Review: ‘Humans need not apply’ by Jerry Kaplan

Financial Times Financial Times

August 19, 2015

Imagine a world in which sex workers are replaced by robots, responding not just to human touch but also to conversation. Not so outlandish. New Jersey-based True Companion has developed lifelike interactive sex dolls — both male (named Rocky) and female (Roxxxy). The company’s founder, Douglas Hines, who previously worked in artificial intelligence at Bell Labs, has said: “Roxxxy can carry on a discussion and expresses her love to you. She can talk, listen and feel your touch.”

Sex robots are a vivid example of technology replacing humans. Carl Benedikt Frey, an economist, and Michael Osborne, a machine-learning expert, both of Oxford university, predict that 47 per cent of US jobs are at high risk from automation. The future is fast-approaching when automated vehicles will replace drivers; mechanised strawberry pickers that can identify ripe fruit are already out in the fields. But these are mechanical tasks that require low-level skills, right? Cerebral professions are safe, surely? No, points out Jerry Kaplan in his new book, Humans Need Not Apply .


“Automation is blind to the colour of your collar,” he writes. Lawyers are under threat, for example, by the legal tech start-up, FairDocument, Kaplan notes. Or Judicata, which uses machine learning and converts text — such as legal principles or cases — into structured information that can be used to find relevant case law. “An increasing number of start-ups are bypassing restraints on how and by whom law can be practised by offering automated legal advice . . . they may employ a small staff of attorneys to ‘review’ documents before they are released to clients.”

Stanford University offers a legal informatics course, taught by both the law school and computer science departments. This is a subject dear to Kaplan’s heart as the entrepreneur teaches on the course.

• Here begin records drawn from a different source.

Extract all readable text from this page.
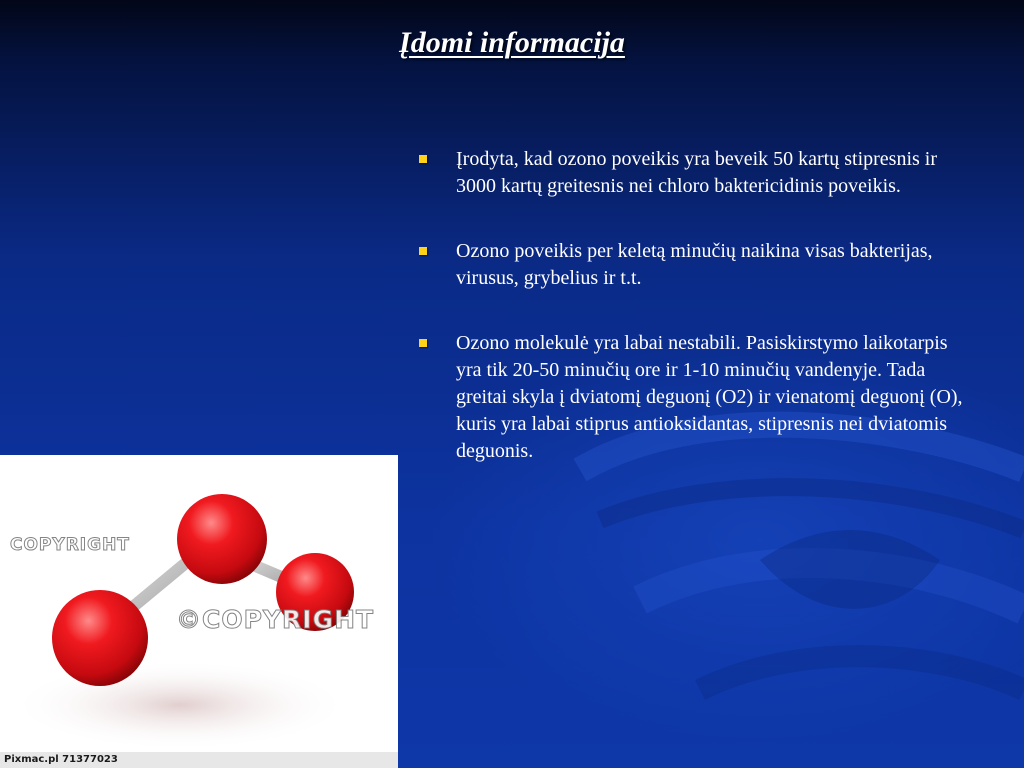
Įdomi informacija
Įrodyta, kad ozono poveikis yra beveik 50 kartų stipresnis ir 3000 kartų greitesnis nei chloro baktericidinis poveikis.
Ozono poveikis per keletą minučių naikina visas bakterijas, virusus, grybelius ir t.t.
Ozono molekulė yra labai nestabili. Pasiskirstymo laikotarpis yra tik 20-50 minučių ore ir 1-10 minučių vandenyje. Tada greitai skyla į dviatomį deguonį (O2) ir vienatomį deguonį (O), kuris yra labai stiprus antioksidantas, stipresnis nei dviatomis deguonis.
COPYRIGHT
©COPYRIGHT
Pixmac.pl 71377023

He is in a strong position to observe that the rapid changes in the jobs market are making the traditional educational model seem obsolete.

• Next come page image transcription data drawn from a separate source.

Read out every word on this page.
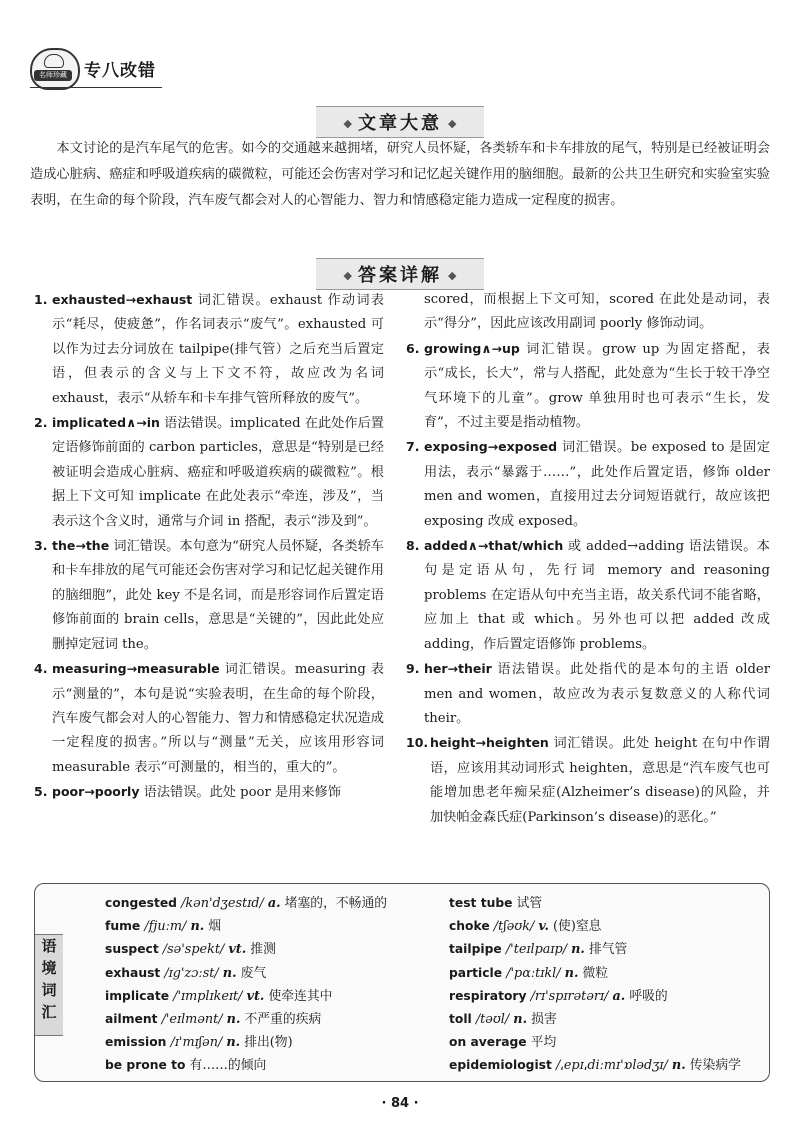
名师珍藏 专八改错
◆ 文章大意 ◆
本文讨论的是汽车尾气的危害。如今的交通越来越拥堵，研究人员怀疑，各类轿车和卡车排放的尾气，特别是已经被证明会造成心脏病、癌症和呼吸道疾病的碳微粒，可能还会伤害对学习和记忆起关键作用的脑细胞。最新的公共卫生研究和实验室实验表明，在生命的每个阶段，汽车废气都会对人的心智能力、智力和情感稳定能力造成一定程度的损害。
◆ 答案详解 ◆
1. exhausted→exhaust 词汇错误。exhaust 作动词表示“耗尽，使疲惫”，作名词表示“废气”。exhausted 可以作为过去分词放在 tailpipe(排气管）之后充当后置定语，但表示的含义与上下文不符，故应改为名词 exhaust，表示“从轿车和卡车排气管所释放的废气”。
2. implicated∧→in 语法错误。implicated 在此处作后置定语修饰前面的 carbon particles，意思是“特别是已经被证明会造成心脏病、癌症和呼吸道疾病的碳微粒”。根据上下文可知 implicate 在此处表示“牵连，涉及”，当表示这个含义时，通常与介词 in 搭配，表示“涉及到”。
3. the→the 词汇错误。本句意为“研究人员怀疑，各类轿车和卡车排放的尾气可能还会伤害对学习和记忆起关键作用的脑细胞”，此处 key 不是名词，而是形容词作后置定语修饰前面的 brain cells，意思是“关键的”，因此此处应删掉定冠词 the。
4. measuring→measurable 词汇错误。measuring 表示“测量的”，本句是说“实验表明，在生命的每个阶段，汽车废气都会对人的心智能力、智力和情感稳定状况造成一定程度的损害。”所以与“测量”无关，应该用形容词 measurable 表示“可测量的，相当的，重大的”。
5. poor→poorly 语法错误。此处 poor 是用来修饰
scored，而根据上下文可知，scored 在此处是动词，表示“得分”，因此应该改用副词 poorly 修饰动词。
6. growing∧→up 词汇错误。grow up 为固定搭配，表示“成长，长大”，常与人搭配，此处意为“生长于较干净空气环境下的儿童”。grow 单独用时也可表示“生长，发育”，不过主要是指动植物。
7. exposing→exposed 词汇错误。be exposed to 是固定用法，表示“暴露于……”，此处作后置定语，修饰 older men and women，直接用过去分词短语就行，故应该把 exposing 改成 exposed。
8. added∧→that/which 或 added→adding 语法错误。本句是定语从句，先行词 memory and reasoning problems 在定语从句中充当主语，故关系代词不能省略，应加上 that 或 which。另外也可以把 added 改成 adding，作后置定语修饰 problems。
9. her→their 语法错误。此处指代的是本句的主语 older men and women，故应改为表示复数意义的人称代词 their。
10. height→heighten 词汇错误。此处 height 在句中作谓语，应该用其动词形式 heighten，意思是“汽车废气也可能增加患老年痴呆症(Alzheimer’s disease)的风险，并加快帕金森氏症(Parkinson’s disease)的恶化。”
语
境
词
汇
congested /kən'dʒestɪd/ a. 堵塞的，不畅通的
fume /fjuːm/ n. 烟
suspect /sə'spekt/ vt. 推测
exhaust /ɪg'zɔːst/ n. 废气
implicate /'ɪmplɪkeɪt/ vt. 使牵连其中
ailment /'eɪlmənt/ n. 不严重的疾病
emission /ɪ'mɪʃən/ n. 排出(物)
be prone to 有……的倾向
test tube 试管
choke /tʃəʊk/ v. (使)窒息
tailpipe /'teɪlpaɪp/ n. 排气管
particle /'pɑːtɪkl/ n. 微粒
respiratory /rɪ'spɪrətərɪ/ a. 呼吸的
toll /təʊl/ n. 损害
on average 平均
epidemiologist /ˌepɪˌdiːmɪ'ɒlədʒɪ/ n. 传染病学
· 84 ·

The book is good at summarising the changes to the job market hastened by technology. There are examples of techno-threats that are new, to me at least. For example, Kaplan’s suggestion that part of a sales assistant’s role could become redundant. Trying on an outfit? Instead of asking a sales assistant if you look nice, why not take a snapshot of yourself and seek crowdsourced opinions? That said, throwing myself on the mercy of a paid sales assistant seems preferable to anonymous reviewers.

Kaplan also sidesteps the usual arguments of techno-optimism and dystopia, preferring to go for pragmatic solutions to a shrinking pool of jobs. He makes the point that it is important to tackle some of the moral issues created by artificial intelligence before it is too late.

This book is a clearly-written introduction to the threat of automation. His proposed solutions are less certain, however. Kaplan suggests a “job mortgage”, secured on your future income. It seems to put a lot of faith in employers who would take much of the risk. Yet there is no certainty they will be in a position to do so.